Он улыбнулся в ответ.
— Он советует смертным, как тебе известно, возлюбить врагов своих. Мне жаль, что смертным требуются такие указания.
— Ты видел пятый фильм «Звездных войн» — «Империя наносит ответный удар»? — спросил я у него.
— Потому что для нас естественно возлюбить врагов наших в соответствии с их близостью к нам. Мы так похожи, сатана. Мы так близки друг к другу.
Немного раздражало то, что он произносил «сатана» как будто с маленькой буквы «с». Что значило: «тот, кто чинит препятствия». Раздражало не то, как он произносил мое имя, но то, что он не мог подняться выше этого. Ему ужасно нравится его собственное имя, не говоря уж о том, что на вечеринках он переводит его как «кто как Бог». Интересно, почему Старый Пидор позволяет этому так просто сойти с рук, так как правильный — и менее лестный — перевод представляет собой риторический вопрос: «кто как Бог?» Я бывало много раз бесил его в былые времена. Стоило только кому-либо сказать: «Ну, Майкл», как я мгновенно обрывал говорящего: «Это я».
Так близки и одновременно так далеки друг от друга. Как насчет раболепства?
— Кстати, на роль тебя я планирую Боба Хоскинса123. Как ты на это смотришь? Думаю, ты сможешь уговорить меня пригласить Джо Пески124 вместо него.
Между нами говоря, я действительно пребывал в состоянии мучительного дискомфорта. Я бросил взгляд вниз на галерею, где Ганн, изображавший потерявшего сознание не то алкаша, не то нарка, привлек внимание пары ребятишек, которые, не замечаемые своими родителями, разорвали обертки «Кит-ката» и забавлялись тем, что бросали кусочки шоколадной глазури ему в волосы. Я подумал, что произойдет, если родители позовут охранника.

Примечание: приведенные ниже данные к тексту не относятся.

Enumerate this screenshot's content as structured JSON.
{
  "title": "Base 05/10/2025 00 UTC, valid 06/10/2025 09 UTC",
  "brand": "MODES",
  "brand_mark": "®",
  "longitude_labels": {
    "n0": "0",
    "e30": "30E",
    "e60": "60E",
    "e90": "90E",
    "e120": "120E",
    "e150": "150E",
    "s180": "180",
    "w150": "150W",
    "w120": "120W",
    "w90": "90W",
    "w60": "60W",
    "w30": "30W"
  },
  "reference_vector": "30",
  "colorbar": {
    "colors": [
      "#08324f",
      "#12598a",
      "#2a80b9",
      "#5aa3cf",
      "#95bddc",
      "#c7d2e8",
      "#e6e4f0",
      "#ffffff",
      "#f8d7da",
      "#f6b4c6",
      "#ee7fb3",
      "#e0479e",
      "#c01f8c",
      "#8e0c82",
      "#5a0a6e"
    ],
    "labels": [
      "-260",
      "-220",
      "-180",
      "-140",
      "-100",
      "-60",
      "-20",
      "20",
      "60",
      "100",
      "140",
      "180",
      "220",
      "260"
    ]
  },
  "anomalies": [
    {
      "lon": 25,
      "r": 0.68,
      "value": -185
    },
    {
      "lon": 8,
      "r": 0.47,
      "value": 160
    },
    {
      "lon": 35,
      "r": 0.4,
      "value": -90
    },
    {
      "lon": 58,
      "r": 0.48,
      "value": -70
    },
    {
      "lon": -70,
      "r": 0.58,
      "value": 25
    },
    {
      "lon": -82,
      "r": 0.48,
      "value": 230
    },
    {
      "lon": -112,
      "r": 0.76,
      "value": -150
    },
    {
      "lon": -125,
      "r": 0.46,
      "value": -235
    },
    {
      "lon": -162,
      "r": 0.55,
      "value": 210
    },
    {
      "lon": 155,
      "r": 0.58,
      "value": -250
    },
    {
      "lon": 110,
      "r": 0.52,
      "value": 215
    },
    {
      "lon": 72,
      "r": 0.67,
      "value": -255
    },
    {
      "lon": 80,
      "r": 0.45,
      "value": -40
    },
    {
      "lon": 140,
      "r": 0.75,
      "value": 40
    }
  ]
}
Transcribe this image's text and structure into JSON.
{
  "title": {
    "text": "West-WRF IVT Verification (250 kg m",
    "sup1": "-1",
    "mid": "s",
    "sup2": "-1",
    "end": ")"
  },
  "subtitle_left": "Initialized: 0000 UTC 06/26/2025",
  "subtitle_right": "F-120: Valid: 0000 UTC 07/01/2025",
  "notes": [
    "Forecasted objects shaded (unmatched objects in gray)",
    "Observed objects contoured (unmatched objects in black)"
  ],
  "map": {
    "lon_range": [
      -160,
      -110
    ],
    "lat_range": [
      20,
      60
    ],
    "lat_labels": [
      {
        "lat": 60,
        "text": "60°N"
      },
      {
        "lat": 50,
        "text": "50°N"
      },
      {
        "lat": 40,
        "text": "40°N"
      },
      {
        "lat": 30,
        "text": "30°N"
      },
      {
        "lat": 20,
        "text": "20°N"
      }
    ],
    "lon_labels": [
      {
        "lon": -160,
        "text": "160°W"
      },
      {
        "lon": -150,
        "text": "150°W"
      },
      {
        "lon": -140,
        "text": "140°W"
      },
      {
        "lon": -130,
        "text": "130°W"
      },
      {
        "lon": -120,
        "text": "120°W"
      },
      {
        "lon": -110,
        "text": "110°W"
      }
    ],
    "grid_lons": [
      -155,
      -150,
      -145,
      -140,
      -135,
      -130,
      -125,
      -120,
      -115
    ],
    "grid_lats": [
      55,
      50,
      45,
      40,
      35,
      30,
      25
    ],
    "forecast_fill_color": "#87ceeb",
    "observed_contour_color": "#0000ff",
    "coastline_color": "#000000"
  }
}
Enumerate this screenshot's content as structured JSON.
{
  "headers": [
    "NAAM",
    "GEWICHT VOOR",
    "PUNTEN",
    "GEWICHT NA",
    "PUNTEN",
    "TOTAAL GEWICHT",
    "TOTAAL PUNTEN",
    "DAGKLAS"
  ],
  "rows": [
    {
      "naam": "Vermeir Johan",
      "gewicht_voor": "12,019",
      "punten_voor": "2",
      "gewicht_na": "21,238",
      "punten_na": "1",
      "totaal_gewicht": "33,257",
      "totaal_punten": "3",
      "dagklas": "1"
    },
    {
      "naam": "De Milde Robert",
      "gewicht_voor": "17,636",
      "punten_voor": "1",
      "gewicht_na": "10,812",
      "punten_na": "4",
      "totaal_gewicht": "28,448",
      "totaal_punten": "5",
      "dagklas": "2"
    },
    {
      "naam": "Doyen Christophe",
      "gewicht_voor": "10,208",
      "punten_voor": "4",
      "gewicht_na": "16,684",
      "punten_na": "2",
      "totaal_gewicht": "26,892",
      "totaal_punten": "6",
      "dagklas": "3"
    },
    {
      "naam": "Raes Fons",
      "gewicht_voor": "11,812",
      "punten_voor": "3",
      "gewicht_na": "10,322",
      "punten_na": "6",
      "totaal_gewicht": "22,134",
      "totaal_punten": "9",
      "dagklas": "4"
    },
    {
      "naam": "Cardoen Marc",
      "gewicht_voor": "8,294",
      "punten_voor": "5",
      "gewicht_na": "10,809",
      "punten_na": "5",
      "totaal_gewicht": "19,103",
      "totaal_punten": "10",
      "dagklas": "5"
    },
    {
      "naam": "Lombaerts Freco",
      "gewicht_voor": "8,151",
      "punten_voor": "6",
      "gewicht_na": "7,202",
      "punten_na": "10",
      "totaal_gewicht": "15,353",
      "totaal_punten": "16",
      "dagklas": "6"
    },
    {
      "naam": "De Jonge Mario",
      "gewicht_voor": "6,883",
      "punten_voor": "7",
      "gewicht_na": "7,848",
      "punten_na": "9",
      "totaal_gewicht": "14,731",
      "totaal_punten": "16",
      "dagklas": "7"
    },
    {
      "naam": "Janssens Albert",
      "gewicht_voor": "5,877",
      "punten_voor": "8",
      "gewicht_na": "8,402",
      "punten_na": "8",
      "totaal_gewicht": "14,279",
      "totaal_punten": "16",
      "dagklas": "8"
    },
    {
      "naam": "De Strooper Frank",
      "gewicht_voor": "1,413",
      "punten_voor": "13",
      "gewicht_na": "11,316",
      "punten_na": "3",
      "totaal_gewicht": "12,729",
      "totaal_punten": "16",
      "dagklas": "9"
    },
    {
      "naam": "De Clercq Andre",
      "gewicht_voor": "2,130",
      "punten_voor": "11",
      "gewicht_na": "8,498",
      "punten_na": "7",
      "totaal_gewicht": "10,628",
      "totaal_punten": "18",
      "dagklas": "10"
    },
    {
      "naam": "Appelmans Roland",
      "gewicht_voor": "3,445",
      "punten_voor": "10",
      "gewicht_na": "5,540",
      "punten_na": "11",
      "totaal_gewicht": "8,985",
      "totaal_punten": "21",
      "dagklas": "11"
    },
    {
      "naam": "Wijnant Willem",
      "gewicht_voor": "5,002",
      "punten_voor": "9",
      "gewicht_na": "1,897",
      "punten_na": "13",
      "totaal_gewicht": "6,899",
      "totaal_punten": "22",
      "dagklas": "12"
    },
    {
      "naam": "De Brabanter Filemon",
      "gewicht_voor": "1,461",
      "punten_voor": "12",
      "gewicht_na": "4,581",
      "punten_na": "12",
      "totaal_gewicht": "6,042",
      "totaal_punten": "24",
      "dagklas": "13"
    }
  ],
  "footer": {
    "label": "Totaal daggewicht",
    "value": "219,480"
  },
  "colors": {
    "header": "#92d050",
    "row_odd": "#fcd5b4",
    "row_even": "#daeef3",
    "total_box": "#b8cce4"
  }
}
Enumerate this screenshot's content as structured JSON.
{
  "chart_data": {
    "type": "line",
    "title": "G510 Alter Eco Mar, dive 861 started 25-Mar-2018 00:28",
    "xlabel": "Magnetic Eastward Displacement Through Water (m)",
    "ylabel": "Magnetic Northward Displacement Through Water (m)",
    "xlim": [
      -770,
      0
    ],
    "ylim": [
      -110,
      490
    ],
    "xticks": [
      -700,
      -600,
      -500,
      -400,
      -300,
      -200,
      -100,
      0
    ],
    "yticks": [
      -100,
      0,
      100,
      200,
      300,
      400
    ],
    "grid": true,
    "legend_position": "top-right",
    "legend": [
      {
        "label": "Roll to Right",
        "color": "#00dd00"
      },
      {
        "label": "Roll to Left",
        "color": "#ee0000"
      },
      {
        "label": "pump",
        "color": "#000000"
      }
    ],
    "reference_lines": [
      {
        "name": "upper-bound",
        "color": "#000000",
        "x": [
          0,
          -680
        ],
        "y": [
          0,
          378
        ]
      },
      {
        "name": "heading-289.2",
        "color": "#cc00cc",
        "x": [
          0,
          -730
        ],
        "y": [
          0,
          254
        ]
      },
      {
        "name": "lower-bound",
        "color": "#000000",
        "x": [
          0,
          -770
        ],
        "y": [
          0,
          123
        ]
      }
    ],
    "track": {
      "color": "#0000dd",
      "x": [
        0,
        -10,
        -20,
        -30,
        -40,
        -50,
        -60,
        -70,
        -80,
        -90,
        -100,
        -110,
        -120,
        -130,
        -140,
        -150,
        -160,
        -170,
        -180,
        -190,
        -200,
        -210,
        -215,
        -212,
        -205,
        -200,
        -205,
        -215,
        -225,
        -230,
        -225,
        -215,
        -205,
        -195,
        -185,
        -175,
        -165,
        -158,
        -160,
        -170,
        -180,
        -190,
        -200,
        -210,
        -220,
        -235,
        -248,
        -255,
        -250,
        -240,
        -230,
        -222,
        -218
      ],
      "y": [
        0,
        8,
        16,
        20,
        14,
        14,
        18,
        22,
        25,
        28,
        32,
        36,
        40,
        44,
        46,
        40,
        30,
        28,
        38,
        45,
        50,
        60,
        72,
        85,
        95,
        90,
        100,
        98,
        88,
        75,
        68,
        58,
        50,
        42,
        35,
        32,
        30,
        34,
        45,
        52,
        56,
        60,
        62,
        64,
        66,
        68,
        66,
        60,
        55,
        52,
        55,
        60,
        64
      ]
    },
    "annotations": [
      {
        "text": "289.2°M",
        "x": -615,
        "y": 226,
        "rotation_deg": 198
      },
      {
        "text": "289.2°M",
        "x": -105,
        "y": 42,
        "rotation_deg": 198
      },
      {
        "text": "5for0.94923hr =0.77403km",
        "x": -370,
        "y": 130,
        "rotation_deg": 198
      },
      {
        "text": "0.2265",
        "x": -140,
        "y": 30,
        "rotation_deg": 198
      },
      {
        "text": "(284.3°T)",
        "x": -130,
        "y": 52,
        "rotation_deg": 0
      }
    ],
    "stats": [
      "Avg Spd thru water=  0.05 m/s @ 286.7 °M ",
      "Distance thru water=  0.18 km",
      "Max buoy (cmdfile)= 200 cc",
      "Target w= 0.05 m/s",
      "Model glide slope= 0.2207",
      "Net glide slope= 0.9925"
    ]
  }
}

— Ты нас удивляешь. — Он никогда не мог понять, почему диалог не предполагает произнесения членораздельных звуков со стороны собеседника, пока обдумываешь, что сказать дальше.
— Что, действительно удивляю? А кого ты предлагаешь? Харрисона Форда?
— С твоим незначительным объемом внимания, по нашим расчетам, ты уже должен был превратиться в пожилого меланхолика. Но тебе как-то удалось... задержаться на стадии юношеского эгоизма.
— Ты недооцениваешь юношеский эгоизм, старичок. Обладая юношеским эгоизмом и кучей денег, можно вполне править миром и, само собой, расстаться с работой, когда им уже правит кто-то другой.
В тот момент я чувствовал себя по-настоящему ужасно. Вам знакомо ощущение, когда вы добираетесь до дома в состоянии полнейшего опьянения, но воспринимая все происходящее вокруг, включаете свет, падаете на кровать и чувствуете, что комната начинает медленно кружиться перед глазами и к горлу подкатывается приступ тошноты? Определенно. А когда у вас перед глазами кружатся галактики, ощущение в миллиарды раз сильнее.
— Это может показаться грубым, но, дорогой друг, зачем ты сюда заявился?
— Чтобы помочь.
Если бы в тот момент у меня было лицо, мне стоило сильно напрячься, чтобы оно не вытянулось, я смог лишь произнести что-то нечленораздельное, вроде:
— Ага? Гм. Н-да?
— Люцифер, разве в последнее время...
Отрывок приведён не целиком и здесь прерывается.